Delgocitinib Cream Shows Consistent CHE Efficacy Across Several Subgroups
Key Takeaways
- Pooled DELTA safety (up to 581.6 patient-years) showed adverse-event rates similar to vehicle and lower than alitretinoin; application-site reactions were <1% versus 2.4% with vehicle.
- MAIC anchored to alitretinoin estimated higher week-12 response versus PUVA plus corticosteroids (OR 2.5, 95% CI 1.3–4.9) with greater HECSI and DLQI gains.
A group of 4 studies at the
Delgocitinib Pooled Safety Data, MAIC vs PUVA, and Outcomes By Prior Therapy
The pooled safety analysis integrated data from DELTA 1, 2, 3, and DELTA FORCE, covering 944 delgocitinib-treated patients (291.31 patient-years) during the initial treatment period and 1040 patients (581.56 patient-years) during the as-needed treatment period through Week 52.
During the initial period, adverse event rates with delgocitinib were similar to cream vehicle and lower than with alitretinoin. The only adverse event of special interest during the as-needed period was a single non-serious case of eczema herpeticum in a patient with prior atopic dermatitis history. Application-site reactions occurred in less than 1% of delgocitinib-treated patients versus 2.4% with vehicle.1
In the MAIC comparing delgocitinib with topical PUVA plus as-required topical corticosteroids, using alitretinoin as the common anchor across DELTA FORCE and the ALPHA trial, delgocitinib was significantly more likely to achieve IGA-CHE/PGA 0/1 at week 12 (odds ratio, 2.5; 95% CI, 1.3-4.9; P = .009) and produced significantly greater HECSI improvement from baseline (difference, 13.4; 95% CI, 2.4-24.3; P = .017) and DLQI improvement (difference, 2.3; 95% CI, 0.6-4.1; P = .008) compared with PUVA.

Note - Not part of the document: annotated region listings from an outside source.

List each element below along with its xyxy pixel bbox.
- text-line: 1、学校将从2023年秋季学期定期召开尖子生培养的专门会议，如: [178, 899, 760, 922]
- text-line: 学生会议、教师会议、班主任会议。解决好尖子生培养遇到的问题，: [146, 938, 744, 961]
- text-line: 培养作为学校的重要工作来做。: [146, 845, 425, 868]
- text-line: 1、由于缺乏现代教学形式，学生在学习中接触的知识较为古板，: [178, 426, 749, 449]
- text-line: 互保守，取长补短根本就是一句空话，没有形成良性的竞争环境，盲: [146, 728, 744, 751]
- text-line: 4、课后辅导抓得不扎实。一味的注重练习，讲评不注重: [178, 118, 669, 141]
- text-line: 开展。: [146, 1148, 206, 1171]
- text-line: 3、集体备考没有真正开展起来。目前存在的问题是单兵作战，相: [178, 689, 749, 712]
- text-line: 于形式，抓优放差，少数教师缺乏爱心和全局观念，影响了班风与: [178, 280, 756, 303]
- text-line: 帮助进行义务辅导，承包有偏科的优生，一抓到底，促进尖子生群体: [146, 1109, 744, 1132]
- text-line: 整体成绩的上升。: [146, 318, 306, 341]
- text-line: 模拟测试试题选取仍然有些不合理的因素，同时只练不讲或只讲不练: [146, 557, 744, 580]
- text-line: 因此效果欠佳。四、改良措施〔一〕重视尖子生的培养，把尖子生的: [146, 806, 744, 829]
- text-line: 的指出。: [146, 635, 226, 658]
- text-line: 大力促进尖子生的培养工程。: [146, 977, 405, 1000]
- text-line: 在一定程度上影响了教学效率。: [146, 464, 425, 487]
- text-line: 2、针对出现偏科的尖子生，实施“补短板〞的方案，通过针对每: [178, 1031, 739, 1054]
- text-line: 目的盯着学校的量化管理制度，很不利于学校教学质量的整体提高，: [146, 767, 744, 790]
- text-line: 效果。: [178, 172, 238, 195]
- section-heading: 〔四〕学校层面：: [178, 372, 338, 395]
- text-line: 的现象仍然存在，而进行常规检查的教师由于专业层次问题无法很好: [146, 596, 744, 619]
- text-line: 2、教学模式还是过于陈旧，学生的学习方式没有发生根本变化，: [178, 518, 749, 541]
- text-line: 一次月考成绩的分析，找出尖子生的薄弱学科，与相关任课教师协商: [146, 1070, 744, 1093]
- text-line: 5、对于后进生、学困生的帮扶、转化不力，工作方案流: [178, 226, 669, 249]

In pooled analyses of DELTA 1 and DELTA 2 stratified by prior systemic therapy, delgocitinib cream significantly outperformed cream vehicle on IGA-CHE treatment success, HECSI-75, and HESD itch and pain improvement in both systemic-naïve (all P <.001) and systemic-experienced patients (all P≤ .002), with more pronounced differences in the systemic-naïve group.
Adolescent pharmacokinetics and safety: DELTA TEEN
DELTA TEEN was the first phase 3 trial of delgocitinib cream in adolescents aged 12 to less than 18 years with moderate-to-severe CHE. Systemic pharmacokinetic data showed geometric mean plasma concentrations of 0.28 ng/mL at week 8 and 0.22 ng/mL at week 16 (n=69 and n=66, respectively), with values remaining low and stable between the 2 timepoints, indicating no accumulation. Inestigators noted these concentrations were consistent with adult data from DELTA 2.
The overall incidence of adverse events was 50.0% with delgocitinib versus 16.7% with cream vehicle in DELTA TEEN; nasopharyngitis was the most common event in both groups (13.5% vs 16.7%).
All adverse events in the delgocitinib arm were non-serious, mild or moderate in severity, and not considered related to the drug. No clinically relevant changes in vital signs, laboratory parameters, or ECG findings were observed. Delgocitinib cream is under regulatory review for the adolescent indication.4
References
Bissonnette R, Agner T, Giménez-Arnau AM, et al. Safety of delgocitinib cream in adult patients with chronic hand eczema: pooled analysis of five phase 2b and phase 3 trials. Presented at: Revolutionizing Atopic Dermatitis; Nashville, TN; June 17-19, 2026.
Armstrong AW, Bewley A, Wollenberg A, et al. Matching-adjusted indirect comparison of the efficacy at week 12 of delgocitinib and topical PUVA in the treatment of severe chronic hand eczema. Presented at: Revolutionizing Atopic Dermatitis; Nashville, TN; June 17-19, 2026.
Bissonnette R, Schliemann S, Worm M, et al. Delgocitinib cream 20 mg/g for moderate to severe chronic hand eczema: outcomes over 16 weeks by prior systemic therapy exposure. Presented at: Revolutionizing Atopic Dermatitis; Nashville, TN; June 17-19, 2026.
Molin S, Baselga E, Navarro-Triviño FJ, et al. The DELTA TEEN phase 3 trial: systemic exposure and safety profile of delgocitinib cream in adolescents with moderate to severe chronic hand eczema. Presented at: Revolutionizing Atopic Dermatitis; Nashville, TN; June 17-19, 2026.